Elle se limite toutefois à la période d’absence injustifiée : en tout état de cause, à compter du 17 décembre 2014 à 19 heures (échéance de l’injonction patronale de reprise du travail), les agents ne pouvaient plus prétendre avoir un motif raisonnable de penser être en situation de danger grave et imminent en lien avec ces agressions de la veille, en conséquence de quoi ils se voient privés de leur droit à maintien de rémunération (cette retenue constituant ici la contrepartie à l’absence de fourniture de travail, et non une sanction pécuniaire illicite).

Sans se prononcer sur l’usage du droit de grève (la problématique concernait ici uniquement le droit au maintien de salaire), l’arrêt confirme implicitement la règle d’incompatibilité relevée par les juges du fond : ainsi, la cessation du travail dans un contexte de revendications professionnelles qui l’apparente à un mouvement de grève est de nature à disqualifier par principe l’invocation du droit de retrait. 

A l’inverse, la jurisprudence avait déjà considéré que « les salariés qui se retirent d'une situation de travail, au motif qu'elle présente un danger grave et imminent pour la vie ou pour la santé de chacun d'eux, n'exercent pas le droit de grève » (Cass. Soc. 11 juillet 1989, n° 86-43497).

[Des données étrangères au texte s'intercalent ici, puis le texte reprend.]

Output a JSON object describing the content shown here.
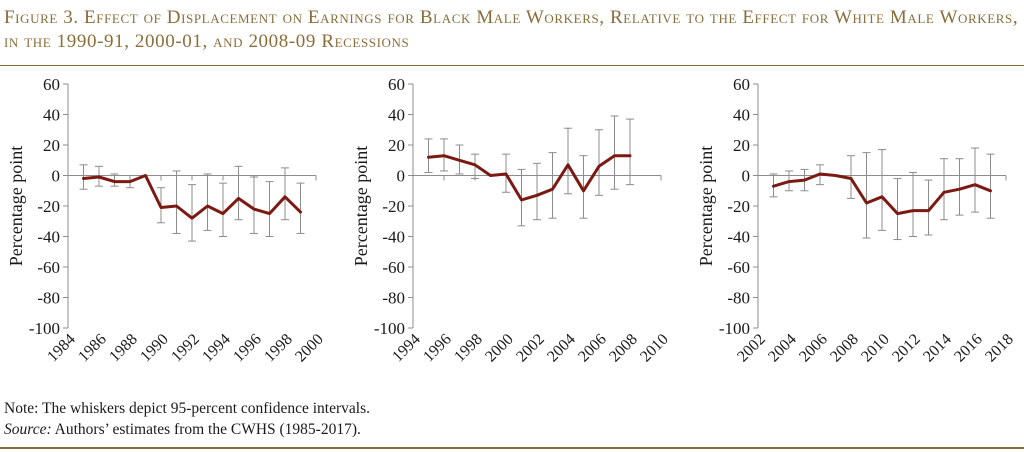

L’appréciation des juges du fond étant souveraine, il peut néanmoins arriver qu’une décision reconnaisse la régularité du droit de retrait, dans un contexte où celui-ci était concomitant à un mouvement de grève de solidarité suite à une agression de collègue survenue la veille (cf. Cass. Soc. 19 mai 2010, n° 09-40353 – en l’espèce, les juges avaient bien caractérisé les critères du droit de retrait et relevé que le salarié n’était pas gréviste).

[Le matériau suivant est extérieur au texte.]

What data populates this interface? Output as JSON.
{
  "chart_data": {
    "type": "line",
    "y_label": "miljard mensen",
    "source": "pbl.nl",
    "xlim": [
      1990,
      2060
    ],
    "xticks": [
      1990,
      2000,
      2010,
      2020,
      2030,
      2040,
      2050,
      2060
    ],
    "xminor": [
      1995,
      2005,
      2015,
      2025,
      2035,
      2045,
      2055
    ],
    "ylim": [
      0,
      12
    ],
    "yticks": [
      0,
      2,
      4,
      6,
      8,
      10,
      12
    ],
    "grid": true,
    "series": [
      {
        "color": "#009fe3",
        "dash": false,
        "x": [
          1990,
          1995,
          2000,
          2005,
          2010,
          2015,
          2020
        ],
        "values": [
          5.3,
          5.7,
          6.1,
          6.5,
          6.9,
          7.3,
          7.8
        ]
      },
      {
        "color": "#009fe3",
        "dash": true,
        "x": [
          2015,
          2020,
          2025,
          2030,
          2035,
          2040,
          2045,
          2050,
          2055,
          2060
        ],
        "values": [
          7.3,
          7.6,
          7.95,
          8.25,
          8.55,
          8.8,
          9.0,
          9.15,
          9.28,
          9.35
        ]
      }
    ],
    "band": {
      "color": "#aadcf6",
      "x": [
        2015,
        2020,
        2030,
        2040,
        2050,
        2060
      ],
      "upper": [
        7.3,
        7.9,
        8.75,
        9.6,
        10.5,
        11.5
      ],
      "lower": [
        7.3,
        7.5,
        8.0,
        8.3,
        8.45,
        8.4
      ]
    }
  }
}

En outre, cela n’exclut pas qu’un retrait puisse se poursuivre sous la forme d’une grève. Cela avait jugé dans le cadre d’une ancienne décision à propos de la protection contre le licenciement disciplinaire de salariés grévistes (cf. Cass. Soc. 26 septembre 1990, n°88-41375 – https://www.preventica.com/actu-chronique-exigence-securite-conflit-social-entreprise-1311211.php ) : « Mais attendu (…) qu'après avoir refusé d'exécuter un ordre qui s'avérait dangereux pour leur santé et pour leur vie, les salariés ont présenté une revendication professionnelle, à savoir l'obtention du bénéfice de la position chômage-intempéries ; que l'arrêt de travail qui s'en est suivi caractérise l'exercice par les salariés du droit de grève (…) ». A cet égard, l’arrêt du 27 septembre 2017 ne semble pas constituer en tant que tel un revirement de jurisprudence.

En conclusion, cette décision apporte une clarification utile sur l’exercice de ces deux droits périphériques, qui sont distincts et n’entraînent pas l’application du même régime juridique.   

Ces droits ne se confondent également pas avec le droit d’alerte reconnu au CHSCT, et qui sera transféré au nouveau Comité économique et social (CSE) qui lui succèdera prochainement dans les entreprises employant au moins 50 salariés (cf. C. Trav., L2312-60 nouveau issu de l’ordonnance « Macron » n° 2017-1386 du 22 septembre 2017 : « Un membre de la délégation du personnel au comité social et économique exerce les droits d’alerte en situation de danger grave et imminent ainsi qu’en matière de santé publique et d’environnement dans les conditions prévues, selon le cas, aux articles L4132-1 à L4132-5 et L4133-1 à L4133-4 »).